Maddah, Layal . (2019-05). Guidelines for Systems of Barrier-Moment Slab Placed Over Steel and Geosynthetic MSE Walls and Subjected to Impact Levels Tl-3 Through Tl-5. Doctoral Dissertation.
Thesis
This dissertation presents design guidelines to design a roadside system against vehicle collision. The system is composed of a concrete roadside barrier anchored to a moment slab (barrier-moment slab or BMS) and placed over a Mechanically Stabilized Earth (MSE) wall that adopts steel or geosynthetic strip reinforcement. The guidelines cover three vehicle impact test levels: a 5,000 lb pickup truck, 22,000 lb single-unit truck and 79,300 lb tractor-van trailer crashing into the system at speeds of 62 mph, 56 mph, and 50 mph respectively. The test levels correspond to TL-3, TL-4, and TL-5 following AASHTO Manual for Assessing Safety Hardware. Developing design guidelines to design systems subject to vehicle impact required an evaluation of the overall performance of the system. Results from instrumented full-scale impact (crash) tests, previously carried out under projects NCHRP 22-20 (TL-3) and NCHRP 22-20(2) (TL-4 and TL-5) were used. TL-4 crash test was carried out as a part of this dissertation, and its findings are included herein and in NCHRP 22-20(2) report (submitted for review in June 2017). Finite Element (FE) simulations for the three tests were prepared using LS-DYNA software package, competent in transient dynamic analyses applications.
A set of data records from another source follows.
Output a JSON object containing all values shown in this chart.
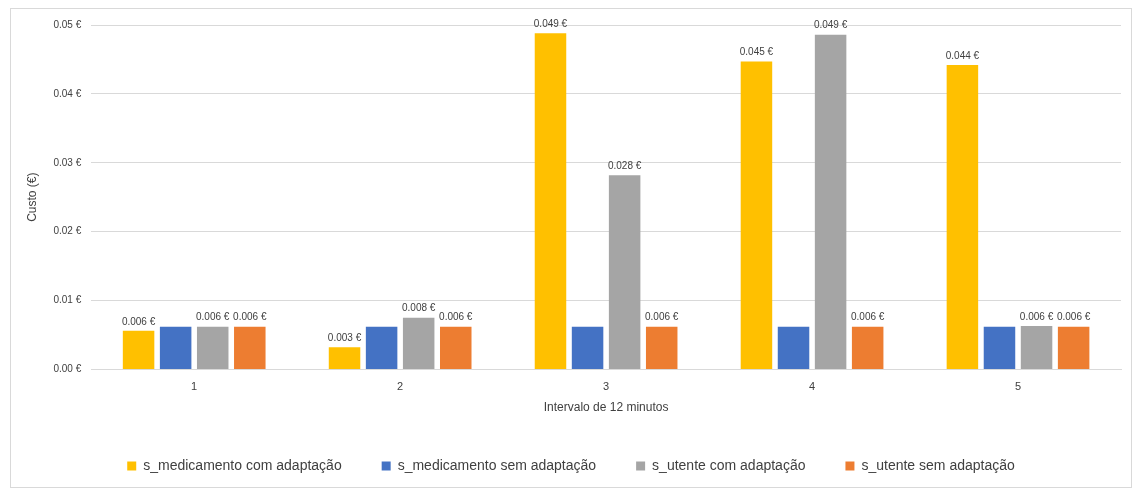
{
  "chart_data": {
    "type": "bar",
    "xlabel": "Intervalo de 12 minutos",
    "ylabel": "Custo (€)",
    "categories": [
      "1",
      "2",
      "3",
      "4",
      "5"
    ],
    "series": [
      {
        "name": "s_medicamento com adaptação",
        "color": "#ffc000",
        "values": [
          0.0056,
          0.0032,
          0.0488,
          0.0447,
          0.0442
        ],
        "value_labels": [
          "0.006 €",
          "0.003 €",
          "0.049 €",
          "0.045 €",
          "0.044 €"
        ]
      },
      {
        "name": "s_medicamento sem adaptação",
        "color": "#4472c4",
        "values": [
          0.0062,
          0.0062,
          0.0062,
          0.0062,
          0.0062
        ]
      },
      {
        "name": "s_utente com adaptação",
        "color": "#a5a5a5",
        "values": [
          0.0062,
          0.0075,
          0.0282,
          0.0486,
          0.0063
        ],
        "value_labels": [
          "0.006 €",
          "0.008 €",
          "0.028 €",
          "0.049 €",
          "0.006 €"
        ]
      },
      {
        "name": "s_utente sem adaptação",
        "color": "#ed7d31",
        "values": [
          0.0062,
          0.0062,
          0.0062,
          0.0062,
          0.0062
        ],
        "value_labels": [
          "0.006 €",
          "0.006 €",
          "0.006 €",
          "0.006 €",
          "0.006 €"
        ]
      }
    ],
    "ylim": [
      0,
      0.05
    ],
    "yticks": [
      {
        "value": 0,
        "label": "0.00 €"
      },
      {
        "value": 0.01,
        "label": "0.01 €"
      },
      {
        "value": 0.02,
        "label": "0.02 €"
      },
      {
        "value": 0.03,
        "label": "0.03 €"
      },
      {
        "value": 0.04,
        "label": "0.04 €"
      },
      {
        "value": 0.05,
        "label": "0.05 €"
      }
    ],
    "grid": "y",
    "legend": "bottom"
  }
}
The scope of the two previous studies was limited to MSE walls with steel reinforcement strips. In this dissertation, the guidelines are extended, for , for the first time, to include geosynthetic strip reinforcement. In the lack of full-scale crash testing, the simulations served as a powerful tool to unveil the behavior of geosynthetic systems. Auxiliary simulations were prepared to facilitate obtaining forces and displacements from the crash test simulations within 20% of those recorded in the full-scale crash tests. Vehicle impact into BMS system simulations (without the MSE wall) allowed the identification of controlling interface parameters. Results from reinforcement-soil interface simulations were compared with previous laboratory pullout tests to obtain pullout response that is representative of the actual response. This work ultimately resulted in comparable stresses and strains between the crash tests and the associated simulations for the three impact levels. These simulations were then used to explore the response of geosynthetic strips instead of steel strips.